Re: How to use QNetworkAccessManager to crawl a lot of webpage in the same time?
Do you have an event loop running?
The requests will all be performed asynchronously, so until you return from whatever method you're executing above and re-enter your event loop, you won't receive any signals.
Re: How to use QNetworkAccessManager to crawl a lot of webpage in the same time?
Quote:
Originally Posted by
momo
But the codes did not worked correctly, I can not get any data in read(QNetworkReply*).
Is there any mistake in my code?
You forgot to post the code of that method. Hard to tell if you have a mistake in your code without seeing it.
Cheers,
_
Re: How to use QNetworkAccessManager to crawl a lot of webpage in the same time?
Quote:
Originally Posted by
jefftee
Do you have an event loop running?
The requests will all be performed asynchronously, so until you return from whatever method you're executing above and re-enter your event loop, you won't receive any signals.
You mean that I need to set a flag to make "for" loop blocked until I received the previous reply?
Code:
void class1::fun1()
{
QNetworkAccessManager* pManager = new QNetworkAccessManager(this);
connect(pManager, SIGNAL(finished(QNetworkReply*)), this, SLOT(read(QNetworkReply*)));
int iPageCount = 2000;
for (int i = 0; i < iPageCount; ++i)
{
QNetworkRequest request;
request.
setUrl(QString("http://www.abc.com/%1.html").
arg(QString::number(i
)));
pManager->get(request);
m_bFlag = true;
while (m_bFlag)
{
qApp->processEvents();
}
}
}
void class1::read(QNetworkReply* pReply)
{
pReply->abort();
pReply->close();
pReply->deleteLater();
m_bFlag = false;
}
Quote:
Originally Posted by
anda_skoa
You forgot to post the code of that method. Hard to tell if you have a mistake in your code without seeing it.
Cheers,
_
That code just to read the byte array and called a function to parsed it, like this:
Code:
void class1::read(QNetworkReply* pReply)
{
pReply->abort();
pReply->close();
pReply->deleteLater();
parse(array);
}
void class1::parse(const QByteArray& array)
{
...
}
Re: How to use QNetworkAccessManager to crawl a lot of webpage in the same time?
Quote:
Originally Posted by
momo
You mean that I need to set a flag to make "for" loop blocked until I received the previous reply?
No.
The loop just schedules downloads, each call to QNetworkAccessManager::get() puts a request into the QNAM's internal queue which it then processes once event processing commences.
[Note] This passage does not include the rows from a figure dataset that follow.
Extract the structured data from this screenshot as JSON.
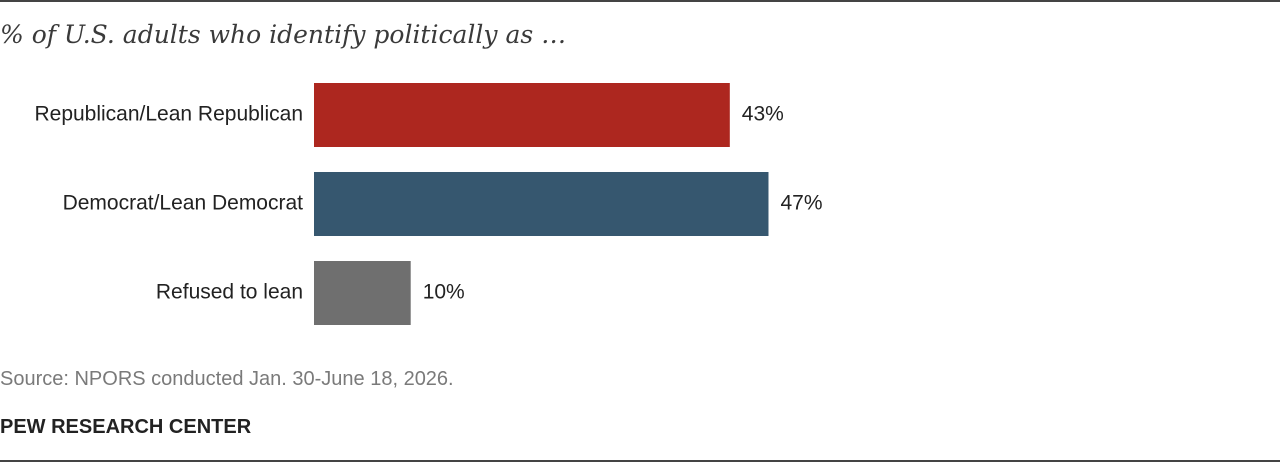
{
  "chart_data": {
    "type": "bar",
    "orientation": "horizontal",
    "title": "% of U.S. adults who identify politically as …",
    "categories": [
      "Republican/Lean Republican",
      "Democrat/Lean Democrat",
      "Refused to lean"
    ],
    "values": [
      43,
      47,
      10
    ],
    "value_labels": [
      "43%",
      "47%",
      "10%"
    ],
    "colors": [
      "#ad271f",
      "#36576f",
      "#6f6f6f"
    ],
    "xlim": [
      0,
      100
    ],
    "grid": false,
    "legend": "none"
  },
  "footer": {
    "source": "Source: NPORS conducted Jan. 30-June 18, 2026.",
    "organization": "PEW RESEARCH CENTER"
  }
}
So you need to make sure that the execution flow returns to the event loop after the method is finished.
Quote:
Originally Posted by
momo
That code just to read the byte array and called a function to parsed it, like this:
So read(QNetworkReply*) is being called but "array" is empty?
Have you checked the error() of "pReply"?
Cheers,
_